In the past, second referendums have been held in Ireland and Denmark to get key treaties passed, but a French ‘no’ could throw Europe into turmoil, or at least a prolonged deadlock.

“Other countries who called another referendum have done it because they changed one key issue,” said Keohane.

“You can’t change the question (of the constitution) so easily, and if they can’t have a second referendum, they can’t ratify it, so the treaty is dead,” he said.

If the Netherlands fails to ratify the treaty — which is likely given the country’s political disarray and rise of xenophobia following the assassinations of right-wing politician Pim Fortuyn and film maker Theo van Gogh  — it  could hold another referendum or the Parliament could overrule the current one, according to some analysts. But, a French failure could stop the entire process.

“Not only is France important as a founding member and a big country, but because it’s involved in every policy area – it has been the driving force behind the policies of the passport free travel area and the euro,” Keohane said.

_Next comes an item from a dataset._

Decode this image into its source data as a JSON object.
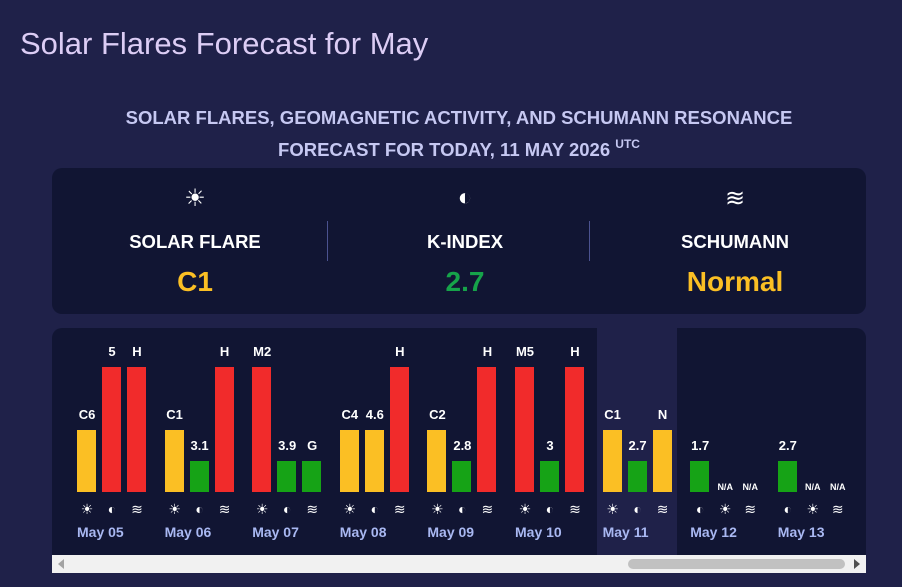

“It’s a bit Orwellian – all member states are equal, but some member states are more equal than others,” he said.

London’s The Times reported Thursday that unnamed ministers told the newspaper that Britain is prepared to forego its promised referendum if the French or Dutch cast ‘no’ votes. And if put to the test, voters in the United Kingdom — which has opted out of using the euro and relaxing its borders — have long been pegged to put up a difficult fight.

Crisis or stasis?
If the “no” camp wins on Sunday, the possibilities range from the EU continuing on with “piecemeal engineering” — a policy of small steps that could have the same outcome as the constitution — to the “nuclear option” of a Franco-German push for a more integrated social system that could alienate Britain, Poland, Portugal, the Nordic countries, and ultimately divide Europe.

Few think the “nuclear option” is viable, and instead see a process of negotiations and baby-step procedures that could harm Europe’s strength on the foreign stage, but wouldn’t kill off the EU altogether.

“It won’t be so much crisis as stasis,” Keohane said.

“It could make Europe more introspective, inactive, and the world won’t wait.  In February (U.S. President) Bush came and said he wanted a strong, active Europe, but if they’re arguing over voting issues it won’t happen,” he said.

However, with a fifth of French voters still undecided, perhaps the ominous ‘non’ will be a ‘oui’ after all. “I myself think the French will vote ‘yes,’” Keohane said.